Data integration in SAS Data Integration Studio uses job flows. You can pull data into these jobs and modify it with transformations, user-written code, and wizards. Then you can store it in output tables that you can use for tasks such as analysis and reporting.
The following display shows a sample SAS Data Integration Studio job flow:
SAS Data Integration Studio Job Flow
SAS Data Integration Studio Job Flow
Note that this job flow contains a default temporary output table and a table loader. Job flows are created on the Diagram tab. This tab features tools that enable you to start and restart jobs. You can also resize job flows, save images of flows, and perform other tasks that help you build and maintain the flows.
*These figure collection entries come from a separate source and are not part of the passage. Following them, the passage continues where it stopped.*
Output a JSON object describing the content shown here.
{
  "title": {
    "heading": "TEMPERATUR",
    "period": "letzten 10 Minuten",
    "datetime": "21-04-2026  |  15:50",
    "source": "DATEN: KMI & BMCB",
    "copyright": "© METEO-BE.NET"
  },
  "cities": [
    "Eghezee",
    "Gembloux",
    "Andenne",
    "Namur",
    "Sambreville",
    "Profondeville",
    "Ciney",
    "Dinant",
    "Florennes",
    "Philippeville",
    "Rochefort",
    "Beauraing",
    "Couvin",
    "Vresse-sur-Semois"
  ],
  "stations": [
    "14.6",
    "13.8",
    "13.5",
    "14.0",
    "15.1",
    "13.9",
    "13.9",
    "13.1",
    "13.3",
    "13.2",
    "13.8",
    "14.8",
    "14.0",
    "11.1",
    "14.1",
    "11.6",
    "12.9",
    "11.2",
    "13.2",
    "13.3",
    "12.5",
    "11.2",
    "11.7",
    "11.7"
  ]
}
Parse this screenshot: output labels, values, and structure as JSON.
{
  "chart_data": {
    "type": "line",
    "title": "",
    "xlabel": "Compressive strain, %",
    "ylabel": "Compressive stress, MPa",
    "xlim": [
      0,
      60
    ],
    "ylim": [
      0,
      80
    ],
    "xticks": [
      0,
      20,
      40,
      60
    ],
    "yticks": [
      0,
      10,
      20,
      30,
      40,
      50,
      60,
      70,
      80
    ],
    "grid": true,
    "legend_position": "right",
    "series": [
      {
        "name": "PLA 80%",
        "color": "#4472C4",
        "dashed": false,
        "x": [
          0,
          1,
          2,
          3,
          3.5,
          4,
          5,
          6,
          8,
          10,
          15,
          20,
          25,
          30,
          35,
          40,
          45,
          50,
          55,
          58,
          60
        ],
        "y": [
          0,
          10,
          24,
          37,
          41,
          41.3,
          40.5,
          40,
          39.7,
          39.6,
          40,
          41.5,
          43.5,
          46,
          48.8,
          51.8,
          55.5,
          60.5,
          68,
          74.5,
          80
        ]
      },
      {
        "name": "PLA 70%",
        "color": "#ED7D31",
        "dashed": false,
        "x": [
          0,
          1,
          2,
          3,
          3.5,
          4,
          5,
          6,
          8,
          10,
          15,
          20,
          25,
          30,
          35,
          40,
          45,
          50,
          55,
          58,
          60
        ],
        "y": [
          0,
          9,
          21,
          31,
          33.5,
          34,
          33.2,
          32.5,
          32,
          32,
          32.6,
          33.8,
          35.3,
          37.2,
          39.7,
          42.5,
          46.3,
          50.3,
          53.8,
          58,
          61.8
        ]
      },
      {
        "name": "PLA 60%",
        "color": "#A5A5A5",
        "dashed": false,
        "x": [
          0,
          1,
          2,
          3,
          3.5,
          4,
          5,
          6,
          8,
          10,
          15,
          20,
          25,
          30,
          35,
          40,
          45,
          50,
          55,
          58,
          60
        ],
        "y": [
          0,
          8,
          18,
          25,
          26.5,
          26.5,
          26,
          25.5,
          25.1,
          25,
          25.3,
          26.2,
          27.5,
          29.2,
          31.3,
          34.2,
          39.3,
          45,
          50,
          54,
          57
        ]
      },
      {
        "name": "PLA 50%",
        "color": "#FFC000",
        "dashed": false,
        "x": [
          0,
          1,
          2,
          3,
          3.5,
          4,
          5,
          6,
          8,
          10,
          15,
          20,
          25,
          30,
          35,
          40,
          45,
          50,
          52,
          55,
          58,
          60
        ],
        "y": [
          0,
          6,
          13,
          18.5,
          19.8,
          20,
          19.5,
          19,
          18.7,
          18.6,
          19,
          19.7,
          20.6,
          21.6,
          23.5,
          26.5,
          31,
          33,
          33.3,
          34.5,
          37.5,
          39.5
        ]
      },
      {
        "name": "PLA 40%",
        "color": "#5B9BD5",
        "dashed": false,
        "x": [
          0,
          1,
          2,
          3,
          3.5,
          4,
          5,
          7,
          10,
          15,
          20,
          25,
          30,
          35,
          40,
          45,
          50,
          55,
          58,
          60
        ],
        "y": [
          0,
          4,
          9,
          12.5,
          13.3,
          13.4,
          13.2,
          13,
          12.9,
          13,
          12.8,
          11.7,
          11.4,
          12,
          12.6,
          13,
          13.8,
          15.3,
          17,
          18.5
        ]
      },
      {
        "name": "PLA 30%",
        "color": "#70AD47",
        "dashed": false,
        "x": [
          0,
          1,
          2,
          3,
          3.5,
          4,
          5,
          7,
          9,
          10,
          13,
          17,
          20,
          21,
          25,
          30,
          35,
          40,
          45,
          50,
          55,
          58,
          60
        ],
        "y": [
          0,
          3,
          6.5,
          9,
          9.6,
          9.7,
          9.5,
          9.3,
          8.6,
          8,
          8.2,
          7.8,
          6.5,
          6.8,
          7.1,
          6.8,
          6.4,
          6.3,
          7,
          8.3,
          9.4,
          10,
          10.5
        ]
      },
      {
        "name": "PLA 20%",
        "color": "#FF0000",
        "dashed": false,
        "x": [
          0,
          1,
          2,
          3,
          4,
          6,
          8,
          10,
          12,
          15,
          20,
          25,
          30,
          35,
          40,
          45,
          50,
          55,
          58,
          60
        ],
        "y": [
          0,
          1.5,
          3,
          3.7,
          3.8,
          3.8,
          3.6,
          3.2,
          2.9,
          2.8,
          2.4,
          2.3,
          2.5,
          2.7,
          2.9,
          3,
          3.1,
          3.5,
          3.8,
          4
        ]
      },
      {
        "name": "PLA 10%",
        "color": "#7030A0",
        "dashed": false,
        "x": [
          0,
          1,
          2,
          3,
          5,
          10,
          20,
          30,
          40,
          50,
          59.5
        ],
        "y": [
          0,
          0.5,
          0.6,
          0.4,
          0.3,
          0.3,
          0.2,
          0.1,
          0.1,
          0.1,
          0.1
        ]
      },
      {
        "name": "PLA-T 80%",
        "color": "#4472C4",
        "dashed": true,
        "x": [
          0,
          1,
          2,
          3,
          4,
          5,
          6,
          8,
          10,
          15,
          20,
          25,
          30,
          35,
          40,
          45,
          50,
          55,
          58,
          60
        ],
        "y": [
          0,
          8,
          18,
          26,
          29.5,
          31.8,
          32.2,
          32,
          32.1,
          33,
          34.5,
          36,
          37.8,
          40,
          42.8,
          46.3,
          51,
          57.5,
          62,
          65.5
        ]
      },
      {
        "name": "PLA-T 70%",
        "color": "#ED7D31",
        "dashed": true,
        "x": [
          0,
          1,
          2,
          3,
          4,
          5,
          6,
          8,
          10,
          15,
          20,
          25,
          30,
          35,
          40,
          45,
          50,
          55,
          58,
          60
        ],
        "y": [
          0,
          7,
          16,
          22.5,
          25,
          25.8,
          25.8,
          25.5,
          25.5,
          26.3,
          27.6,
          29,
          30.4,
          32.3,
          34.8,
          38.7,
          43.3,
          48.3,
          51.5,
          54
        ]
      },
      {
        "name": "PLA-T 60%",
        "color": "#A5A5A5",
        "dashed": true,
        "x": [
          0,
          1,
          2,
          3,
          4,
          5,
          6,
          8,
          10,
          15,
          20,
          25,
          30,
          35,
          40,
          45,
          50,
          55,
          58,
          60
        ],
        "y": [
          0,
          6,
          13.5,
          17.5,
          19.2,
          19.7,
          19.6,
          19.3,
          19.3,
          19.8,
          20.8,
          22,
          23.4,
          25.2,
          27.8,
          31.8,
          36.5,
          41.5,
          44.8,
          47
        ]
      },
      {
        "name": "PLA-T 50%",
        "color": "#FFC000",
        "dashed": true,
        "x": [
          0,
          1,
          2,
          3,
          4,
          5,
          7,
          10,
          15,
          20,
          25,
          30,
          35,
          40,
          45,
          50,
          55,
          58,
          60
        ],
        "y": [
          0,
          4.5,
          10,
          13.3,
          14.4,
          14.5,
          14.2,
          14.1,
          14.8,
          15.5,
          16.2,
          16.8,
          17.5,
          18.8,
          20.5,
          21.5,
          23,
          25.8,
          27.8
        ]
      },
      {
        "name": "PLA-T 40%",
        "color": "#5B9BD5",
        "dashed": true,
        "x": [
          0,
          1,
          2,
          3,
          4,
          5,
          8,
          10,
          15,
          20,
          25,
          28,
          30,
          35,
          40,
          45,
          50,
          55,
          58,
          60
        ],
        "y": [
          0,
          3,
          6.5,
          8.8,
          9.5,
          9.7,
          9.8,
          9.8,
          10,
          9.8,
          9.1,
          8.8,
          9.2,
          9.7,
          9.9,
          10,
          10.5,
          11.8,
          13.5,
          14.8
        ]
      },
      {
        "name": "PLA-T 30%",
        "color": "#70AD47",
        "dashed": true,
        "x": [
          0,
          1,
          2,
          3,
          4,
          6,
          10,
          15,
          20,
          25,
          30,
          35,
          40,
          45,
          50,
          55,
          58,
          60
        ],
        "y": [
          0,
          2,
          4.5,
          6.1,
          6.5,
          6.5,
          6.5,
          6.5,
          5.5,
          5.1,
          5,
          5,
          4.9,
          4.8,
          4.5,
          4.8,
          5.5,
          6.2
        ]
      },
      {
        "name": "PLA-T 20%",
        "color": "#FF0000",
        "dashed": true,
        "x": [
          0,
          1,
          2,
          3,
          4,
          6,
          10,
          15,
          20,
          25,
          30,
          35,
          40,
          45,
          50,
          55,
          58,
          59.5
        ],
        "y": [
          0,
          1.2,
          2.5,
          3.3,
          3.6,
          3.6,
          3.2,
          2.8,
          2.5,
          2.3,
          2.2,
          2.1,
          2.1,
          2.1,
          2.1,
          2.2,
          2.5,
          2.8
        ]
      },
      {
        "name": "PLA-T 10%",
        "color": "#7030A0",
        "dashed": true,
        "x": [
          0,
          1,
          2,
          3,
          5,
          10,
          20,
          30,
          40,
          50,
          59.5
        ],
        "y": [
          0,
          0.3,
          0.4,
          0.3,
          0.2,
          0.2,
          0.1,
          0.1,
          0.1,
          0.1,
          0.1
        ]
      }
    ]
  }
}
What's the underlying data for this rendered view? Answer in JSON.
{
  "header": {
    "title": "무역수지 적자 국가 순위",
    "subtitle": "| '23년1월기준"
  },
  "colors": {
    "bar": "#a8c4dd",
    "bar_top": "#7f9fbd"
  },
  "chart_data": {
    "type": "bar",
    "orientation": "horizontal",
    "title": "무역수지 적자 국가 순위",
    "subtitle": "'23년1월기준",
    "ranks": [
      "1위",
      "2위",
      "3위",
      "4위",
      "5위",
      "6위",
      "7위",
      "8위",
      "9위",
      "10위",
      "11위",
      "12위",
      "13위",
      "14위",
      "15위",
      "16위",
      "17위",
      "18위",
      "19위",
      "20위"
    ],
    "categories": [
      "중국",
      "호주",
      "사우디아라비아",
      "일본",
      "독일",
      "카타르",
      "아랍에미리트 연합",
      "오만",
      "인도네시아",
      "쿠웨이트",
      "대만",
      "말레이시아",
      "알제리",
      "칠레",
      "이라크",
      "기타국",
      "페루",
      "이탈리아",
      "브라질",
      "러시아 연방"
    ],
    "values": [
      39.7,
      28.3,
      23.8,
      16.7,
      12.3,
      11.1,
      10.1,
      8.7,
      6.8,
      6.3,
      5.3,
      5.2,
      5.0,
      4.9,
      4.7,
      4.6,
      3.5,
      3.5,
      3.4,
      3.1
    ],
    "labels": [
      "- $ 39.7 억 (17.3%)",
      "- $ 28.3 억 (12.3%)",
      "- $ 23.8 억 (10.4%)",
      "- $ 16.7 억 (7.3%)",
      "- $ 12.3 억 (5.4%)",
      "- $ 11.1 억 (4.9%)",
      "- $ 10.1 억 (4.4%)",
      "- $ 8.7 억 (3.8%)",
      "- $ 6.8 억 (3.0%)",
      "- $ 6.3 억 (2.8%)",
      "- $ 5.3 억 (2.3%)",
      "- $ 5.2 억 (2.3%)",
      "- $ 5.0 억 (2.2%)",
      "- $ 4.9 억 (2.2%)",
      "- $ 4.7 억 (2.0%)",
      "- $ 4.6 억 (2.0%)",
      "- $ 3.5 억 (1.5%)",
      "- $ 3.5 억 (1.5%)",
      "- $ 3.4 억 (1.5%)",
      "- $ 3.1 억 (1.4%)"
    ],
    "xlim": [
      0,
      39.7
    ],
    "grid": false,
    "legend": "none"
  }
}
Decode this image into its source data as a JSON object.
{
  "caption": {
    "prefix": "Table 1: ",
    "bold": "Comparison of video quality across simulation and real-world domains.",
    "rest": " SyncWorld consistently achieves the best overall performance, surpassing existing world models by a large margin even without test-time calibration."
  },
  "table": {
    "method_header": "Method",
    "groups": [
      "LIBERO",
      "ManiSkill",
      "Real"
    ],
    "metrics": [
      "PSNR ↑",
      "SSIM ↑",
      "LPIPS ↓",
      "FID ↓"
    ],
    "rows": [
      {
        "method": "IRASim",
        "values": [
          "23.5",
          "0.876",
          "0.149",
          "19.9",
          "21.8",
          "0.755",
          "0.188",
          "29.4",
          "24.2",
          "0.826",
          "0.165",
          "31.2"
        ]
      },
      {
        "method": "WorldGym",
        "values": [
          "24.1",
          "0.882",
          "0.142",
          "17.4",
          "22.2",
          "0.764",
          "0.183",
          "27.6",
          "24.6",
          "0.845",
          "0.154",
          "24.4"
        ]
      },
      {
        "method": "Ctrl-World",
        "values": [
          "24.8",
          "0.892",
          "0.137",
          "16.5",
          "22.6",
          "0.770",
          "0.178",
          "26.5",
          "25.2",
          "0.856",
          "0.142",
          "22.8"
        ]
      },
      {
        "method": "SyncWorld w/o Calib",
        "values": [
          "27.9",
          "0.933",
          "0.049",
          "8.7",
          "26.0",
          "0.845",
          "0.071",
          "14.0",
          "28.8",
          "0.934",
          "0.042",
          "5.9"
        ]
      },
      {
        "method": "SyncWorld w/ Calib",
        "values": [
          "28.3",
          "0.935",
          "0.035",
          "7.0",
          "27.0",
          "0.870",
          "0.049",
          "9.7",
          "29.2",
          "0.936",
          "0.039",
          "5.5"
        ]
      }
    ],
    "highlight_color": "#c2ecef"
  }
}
The Transformations tree groups the transformations available in SAS Data Integration Studio into folders. Several of these folders contain transformations that are useful for data integration tasks. For example, the Control folder contains transformations that help you work with conditional and loop processing. The SQL folder contains the Join transformation, which can run queries from a full-featured SQL wizard. It also contains specialized interfaces that work with specific SQL statements such as the Delete and Execute transformations.
The following display shows the Designer tab of the SQL Join transformation:
SQL Designer Tab
SQL Designer
You can use the sections in the Designer tab to map source columns to target columns. You can also navigate within the query, set code generation options, review tables and columns, and review SQL Join properties.
Most data integration transformations are found in the Data folder.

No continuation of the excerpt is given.